For the typical diagnostic radiology study design, each case (ie, patient) undergoes each of several diagnostic tests (or modalities) and the resulting images are interpreted by each of several readers. Often, each reader is asked to assign a confidence-of-disease rating to each case for each test, based on the corresponding image or set of images, and a receiver operating characteristic (ROC) curve for each reader is estimated from the case-level ratings. The resulting data are called multireader multicase (MRMC) data. The diagnostic tests are then compared with respect to reader-performance out-comes that are functions of the reader ROC curves. A commonly used reader-performance summary outcome is the area under the ROC curve (AUC).

The methods proposed by Obuchowski and Rockette (OR), [1, 2] and Dorfman, Berbaum, and Metz (DBM) [3, 4] are the most commonly used methods for analyzing such multireader multicase (MRMC) studies and have performed well in simulations.

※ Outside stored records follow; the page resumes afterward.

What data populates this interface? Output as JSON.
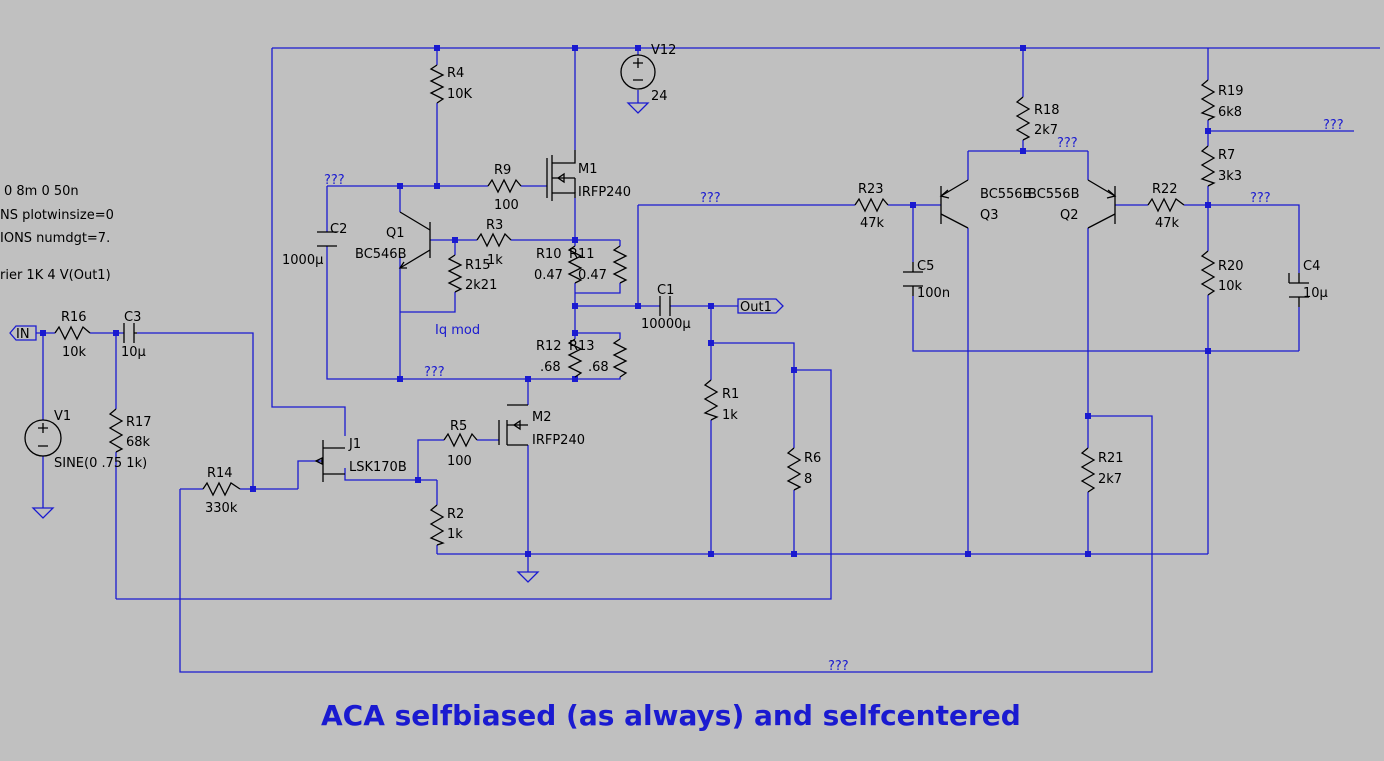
{
  "directives": [
    "0 8m 0 50n",
    "NS plotwinsize=0",
    "IONS numdgt=7.",
    "rier 1K 4 V(Out1)"
  ],
  "title": "ACA selfbiased (as always) and selfcentered",
  "flags": {
    "in": "IN",
    "out": "Out1",
    "iq": "Iq mod",
    "unnamed": "???"
  },
  "colors": {
    "background": "#c0c0c0",
    "wire": "#1a1ad0",
    "component": "#000000"
  },
  "components": {
    "V12": {
      "name": "V12",
      "value": "24"
    },
    "V1": {
      "name": "V1",
      "value": "SINE(0 .75 1k)"
    },
    "R4": {
      "name": "R4",
      "value": "10K"
    },
    "R9": {
      "name": "R9",
      "value": "100"
    },
    "M1": {
      "name": "M1",
      "value": "IRFP240"
    },
    "C2": {
      "name": "C2",
      "value": "1000µ"
    },
    "Q1": {
      "name": "Q1",
      "value": "BC546B"
    },
    "R3": {
      "name": "R3",
      "value": "1k"
    },
    "R15": {
      "name": "R15",
      "value": "2k21"
    },
    "R10": {
      "name": "R10",
      "value": "0.47"
    },
    "R11": {
      "name": "R11",
      "value": "0.47"
    },
    "C1": {
      "name": "C1",
      "value": "10000µ"
    },
    "R12": {
      "name": "R12",
      "value": ".68"
    },
    "R13": {
      "name": "R13",
      "value": ".68"
    },
    "R16": {
      "name": "R16",
      "value": "10k"
    },
    "C3": {
      "name": "C3",
      "value": "10µ"
    },
    "R17": {
      "name": "R17",
      "value": "68k"
    },
    "R14": {
      "name": "R14",
      "value": "330k"
    },
    "J1": {
      "name": "J1",
      "value": "LSK170B"
    },
    "R5": {
      "name": "R5",
      "value": "100"
    },
    "M2": {
      "name": "M2",
      "value": "IRFP240"
    },
    "R2": {
      "name": "R2",
      "value": "1k"
    },
    "R1": {
      "name": "R1",
      "value": "1k"
    },
    "R6": {
      "name": "R6",
      "value": "8"
    },
    "R18": {
      "name": "R18",
      "value": "2k7"
    },
    "R19": {
      "name": "R19",
      "value": "6k8"
    },
    "R7": {
      "name": "R7",
      "value": "3k3"
    },
    "R23": {
      "name": "R23",
      "value": "47k"
    },
    "R22": {
      "name": "R22",
      "value": "47k"
    },
    "Q3": {
      "name": "Q3",
      "value": "BC556B"
    },
    "Q2": {
      "name": "Q2",
      "value": "BC556B"
    },
    "C5": {
      "name": "C5",
      "value": "100n"
    },
    "R20": {
      "name": "R20",
      "value": "10k"
    },
    "C4": {
      "name": "C4",
      "value": "10µ"
    },
    "R21": {
      "name": "R21",
      "value": "2k7"
    }
  }
}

The OR procedure fits a correlated-by-error test-by-reader ANOVA to reader-performance outcomes such as the area under the ROC curve (AUC), while the DBM procedure fits a test-by-reader-by-case conventional ANOVA to case-specific pseudovalues. Although the two methods have been shown to be equivalent [5, 6] when based on the same procedural parameters, the OR procedure is more intuitive and its parameters more interpretable, because it models observed reader-performance outcomes rather than pseudovalues. Because of these reasons, we recommend using the OR procedure rather than the DBM procedure, even though DBM analyses can be performed using our software.   

Our lab has created software (click on the Software tab) for performing OR and DBM analysis of data, as well as software for sizing future studies that will be analyzed using these methods.

References:

1.          Obuchowski NA, Rockette HE. Hypothesis testing of diagnostic accuracy for multiple readers and multiple tests: an ANOVA approach with dependent observations. Communications in Statistics-Simulation and Computation 1995; 24(2), 285-308.

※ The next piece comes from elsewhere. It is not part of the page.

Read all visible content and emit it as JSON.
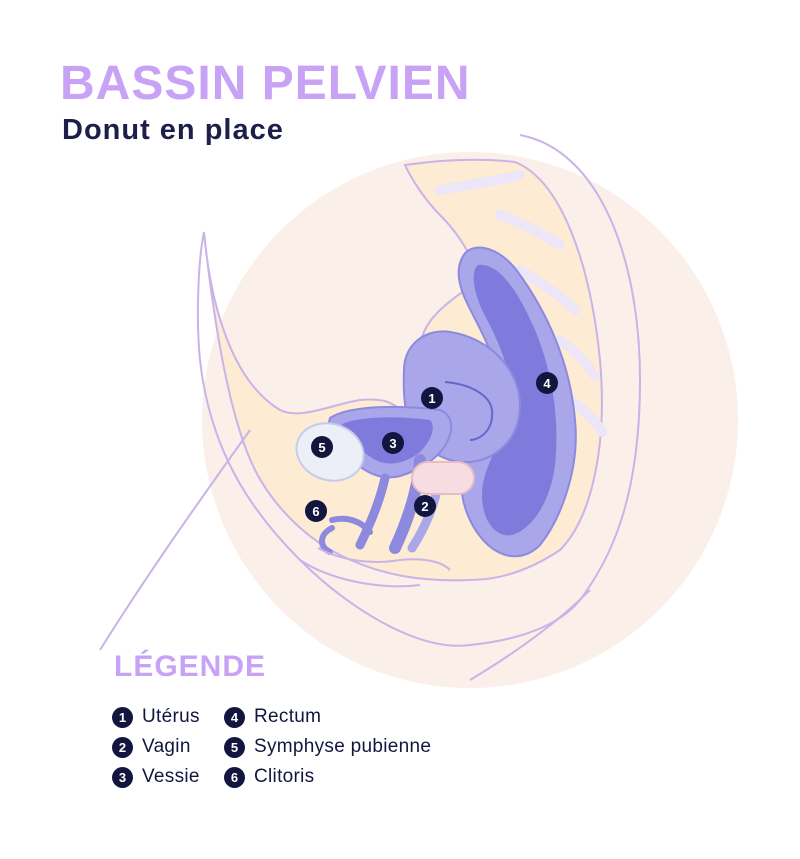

2.          Obuchowski NA. Multireader, multimodality receiver operating characteristic curve studies: hypothesis testing and sample size estimation using an analysis of variance approach with dependent observations. Academic Radiology 1995; 2[Suppl 1], S22-S29.

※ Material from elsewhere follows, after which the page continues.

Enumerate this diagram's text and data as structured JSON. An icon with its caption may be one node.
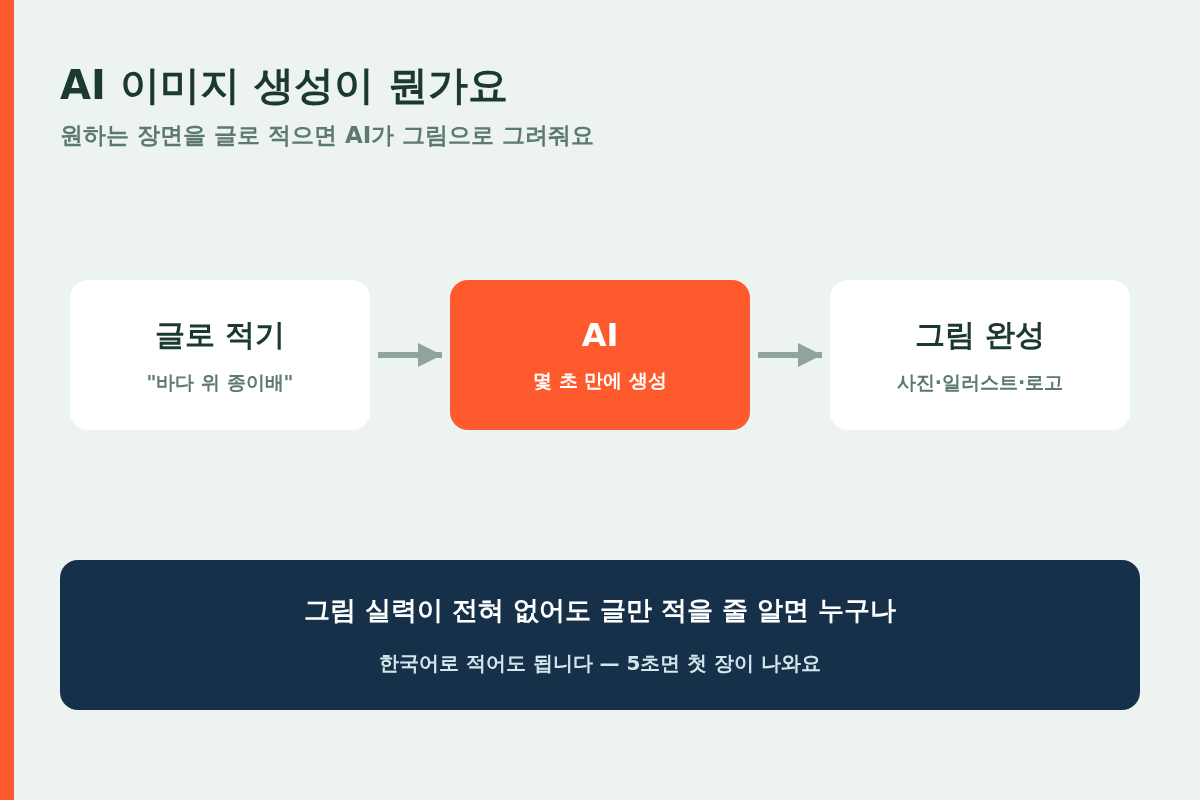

3.          Dorfman DD, Berbaum KS, Metz CE. Receiver operating characteristic rating analysis: generalization to the population of readers and patients with the jackknife method. Investigative Radiology 1992; 27(9), 723-731.

4.          Dorfman DD, Berbaum KS, Lenth RV, Chen YF, Donaghy BA. Monte Carlo validation of a multireader method for receiver operating characteristic discrete rating data: factorial experimental design. Academic Radiology 1998; 5(9), 591-602.

5.          Hillis SL, Obuchowski NA, Schartz KM, Berbaum KS. A comparison of the Dorfman-Berbaum-Metz and Obuchowski-Rockette Methods for receiver operating characteristic (ROC) data. Statistics in Medicine 2005; 24, 1579-1607. doi: 10.1002/sim.2024.

6.          Hillis SL. A comparison of denominator degrees of freedom methods for multiple observer ROC analysis. Statistics in Medicine 2007; 26(3), 596-619. doi: 10.1002/sim.2532.